Verb Count Verb Count
Get 106 Export 5
Set 21 Connect / Disconnect 4 each
Remove 16 Invoke 7
New 13 Stop / Import 3 each
other (Move, Copy, Add, Resume, Suspend, Enable, Disable, Test, Restart, Start, Update, Clear, Wait) 1–2 each

Fixes to pre-existing code

  • Eight Set-Xo* cmdlets (Host, Network, Pif, Pool, Sr, Vdi, Vif, Vm) were hitting PATCH /resource/{id} endpoints that the current XO REST API doesn't expose. Each one now emits a Write-Warning explaining the limitation and keeps its existing signature so nothing breaks for anyone still calling them.
  • Get-XoPoolVm and Get-XoSrVdi — the /pools/{id}/vms and /srs/{id}/vdis GETs don't exist either; both now delegate to Get-XoVm -PoolUuid / Get-XoVdi -SrUuid.
  • Start-XoSchedule — uses the canonical /schedules/{id}/actions/run path (was /schedules/{id}/run).
  • Invoke-XoPoolAction — two bugs fixed. The URI interpolation was treating $Action?sync= as a null-conditional expression and collapsing the action name, and the body was being sent without Content-Type: application/json, so XO couldn't parse it. JSON bodies now go out as UTF-8 bytes with the right header, and the response handler normalises task-href strings, bare task ids, and {id: …} objects back into an XoPowershell.Task so New-XoVm | Wait-XoTask works the way you'd expect.
  • Get-XoEventSubscription was removed — the REST API has no GET variant for subscriptions.
  • Format XML views — the "ID" column label was renamed to the real property name (VmUuid, TaskId, HostUuid, …) in nine format files. Format-Table no longer shows a column labeled ID that you can't actually address by property.

Help quality

  • Every public cmdlet has .SYNOPSIS, .DESCRIPTION (> 40 chars), a .PARAMETER entry per parameter (> 25 chars each), and at least one realistic .EXAMPLE.
  • Sub-collection cmdlets (Get-Xo<Parent><Child>) got new help text with friendlier resource names and a pipeline example.
  • Action cmdlets now describe their side effects (e.g. Disable-XoHost notes existing VMs keep running).
  • Tag cmdlets call out that they only touch a single tag, unlike Set-Xo* which replaces the whole tag list.
  • Body-carrying action cmdlets point at the XO REST docs path for the expected schema.

Testing

  • Unit tests — 124 Pester test cases across 43 files. Every ConvertTo-Xo*Object, ConvertFrom-Xo*, Set-XoObject, Format-XoSize, Invoke-XoRestMethod, and Invoke-XoPoolAction helper has its own spec, with realistic input cribbed from the swagger examples.
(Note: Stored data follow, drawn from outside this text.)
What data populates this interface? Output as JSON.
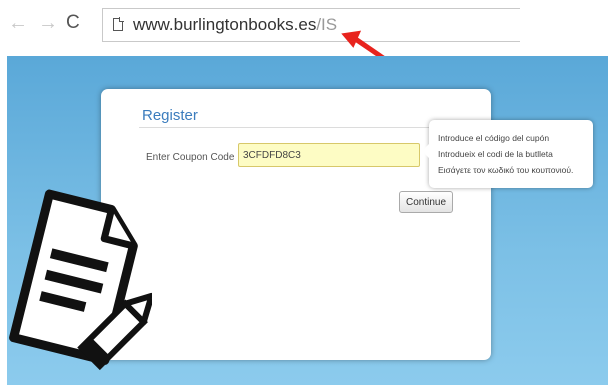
{
  "browser": {
    "url_domain": "www.burlingtonbooks.es",
    "url_path": "/IS",
    "back_glyph": "←",
    "forward_glyph": "→",
    "reload_glyph": "C"
  },
  "annotation": {
    "arrow_icon": "red-arrow-icon",
    "arrow_color": "#e8231d"
  },
  "dialog": {
    "title": "Register",
    "coupon_label": "Enter Coupon Code",
    "coupon_value": "3CFDFD8C3",
    "continue_label": "Continue"
  },
  "tooltip": {
    "lines": [
      "Introduce el código del cupón",
      "Introdueix el codi de la butlleta",
      "Εισάγετε τον κωδικό του κουπονιού."
    ]
  },
  "decoration": {
    "icon": "document-with-pencil-icon"
  },
  "colors": {
    "background": "#6fb7e2",
    "title": "#3b7cbd",
    "input_bg": "#fdfcc4"
  }
}
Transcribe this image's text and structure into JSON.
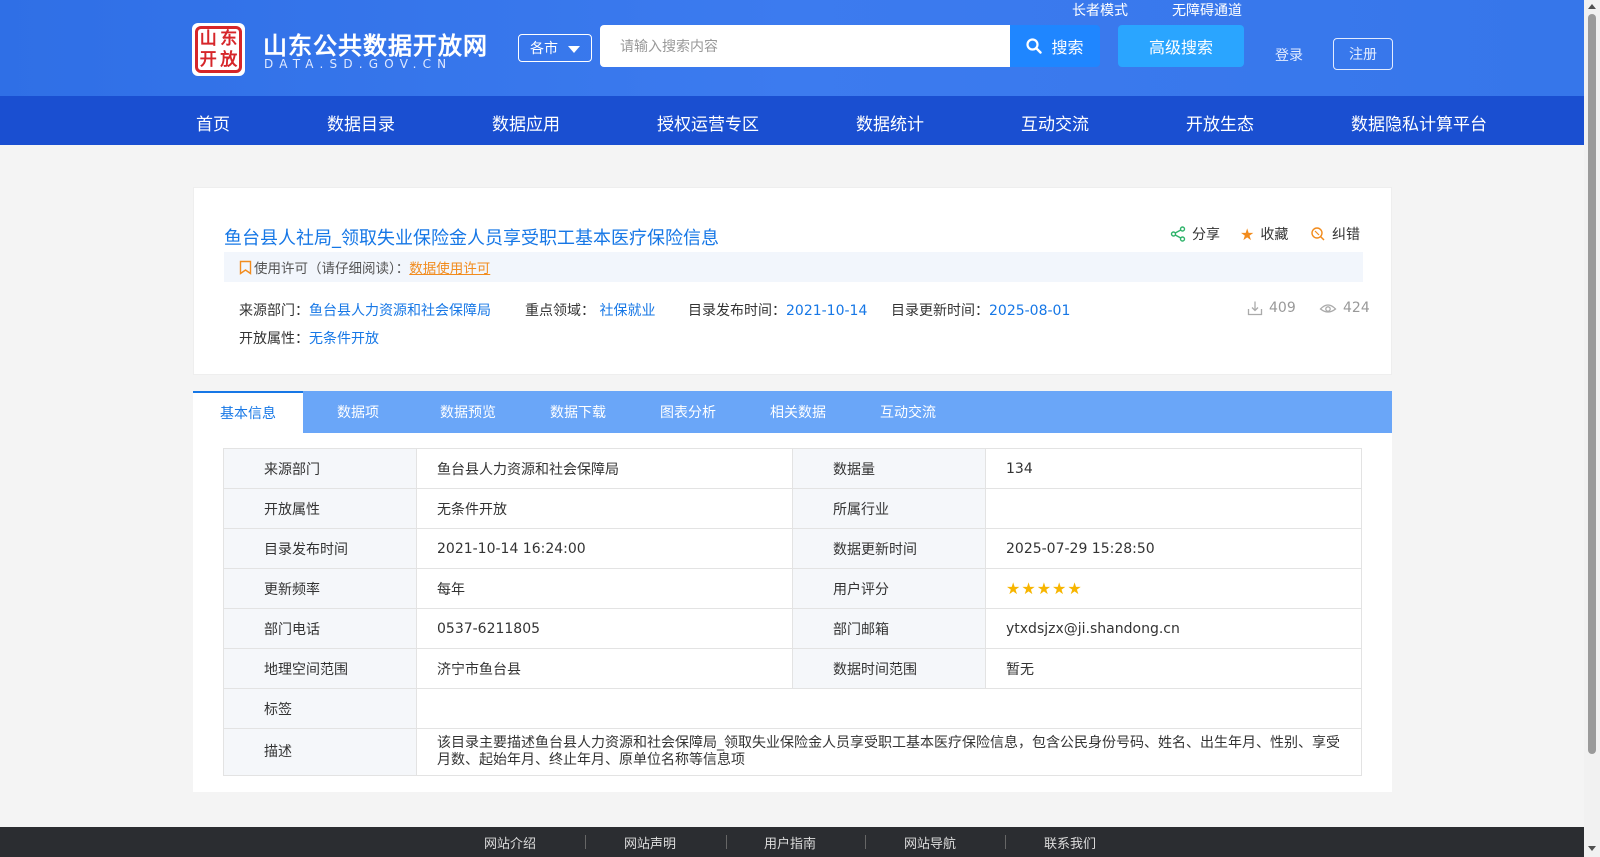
{
  "header": {
    "site_title": "山东公共数据开放网",
    "site_subtitle": "DATA.SD.GOV.CN",
    "seal_chars": [
      "山",
      "东",
      "开",
      "放"
    ],
    "city_select": "各市",
    "search_placeholder": "请输入搜索内容",
    "search_button": "搜索",
    "advanced_search": "高级搜索",
    "elder_mode": "长者模式",
    "accessibility": "无障碍通道",
    "login": "登录",
    "register": "注册"
  },
  "nav": [
    "首页",
    "数据目录",
    "数据应用",
    "授权运营专区",
    "数据统计",
    "互动交流",
    "开放生态",
    "数据隐私计算平台"
  ],
  "dataset": {
    "title": "鱼台县人社局_领取失业保险金人员享受职工基本医疗保险信息",
    "actions": {
      "share": "分享",
      "favorite": "收藏",
      "correct": "纠错"
    },
    "license_label": "使用许可（请仔细阅读）：",
    "license_link": "数据使用许可",
    "meta": {
      "source_label": "来源部门：",
      "source": "鱼台县人力资源和社会保障局",
      "domain_label": "重点领域：",
      "domain": "社保就业",
      "published_label": "目录发布时间：",
      "published": "2021-10-14",
      "updated_label": "目录更新时间：",
      "updated": "2025-08-01",
      "open_label": "开放属性：",
      "open": "无条件开放"
    },
    "downloads": "409",
    "views": "424"
  },
  "tabs": [
    "基本信息",
    "数据项",
    "数据预览",
    "数据下载",
    "图表分析",
    "相关数据",
    "互动交流"
  ],
  "info": {
    "r1": {
      "l1": "来源部门",
      "v1": "鱼台县人力资源和社会保障局",
      "l2": "数据量",
      "v2": "134"
    },
    "r2": {
      "l1": "开放属性",
      "v1": "无条件开放",
      "l2": "所属行业",
      "v2": ""
    },
    "r3": {
      "l1": "目录发布时间",
      "v1": "2021-10-14 16:24:00",
      "l2": "数据更新时间",
      "v2": "2025-07-29 15:28:50"
    },
    "r4": {
      "l1": "更新频率",
      "v1": "每年",
      "l2": "用户评分",
      "rating": 5
    },
    "r5": {
      "l1": "部门电话",
      "v1": "0537-6211805",
      "l2": "部门邮箱",
      "v2": "ytxdsjzx@ji.shandong.cn"
    },
    "r6": {
      "l1": "地理空间范围",
      "v1": "济宁市鱼台县",
      "l2": "数据时间范围",
      "v2": "暂无"
    },
    "r7": {
      "l1": "标签",
      "v1": ""
    },
    "r8": {
      "l1": "描述",
      "v1": "该目录主要描述鱼台县人力资源和社会保障局_领取失业保险金人员享受职工基本医疗保险信息，包含公民身份号码、姓名、出生年月、性别、享受月数、起始年月、终止年月、原单位名称等信息项"
    }
  },
  "footer": [
    "网站介绍",
    "网站声明",
    "用户指南",
    "网站导航",
    "联系我们"
  ],
  "colors": {
    "primary": "#1677e6",
    "nav_bg": "#1a4fd1",
    "tab_bg": "#6aa6f8",
    "accent_orange": "#f28c1e"
  }
}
Known limitations (documented, not blockers)

  • There's no Set-XoVm / Set-XoHost / etc. until XO brings the PATCH endpoints back; the deprecation warnings are already in place.
  • Get-XoUserAuthenticationToken and New-XoUserAuthenticationToken only work against the authenticated user's own account. Admin-targeted token ops return 403 from XO.
  • The VBD REST endpoint has no DELETE, so we use Disconnect-XoVbd for cleanup, which is consistent with how VBDs get unplugged in XO.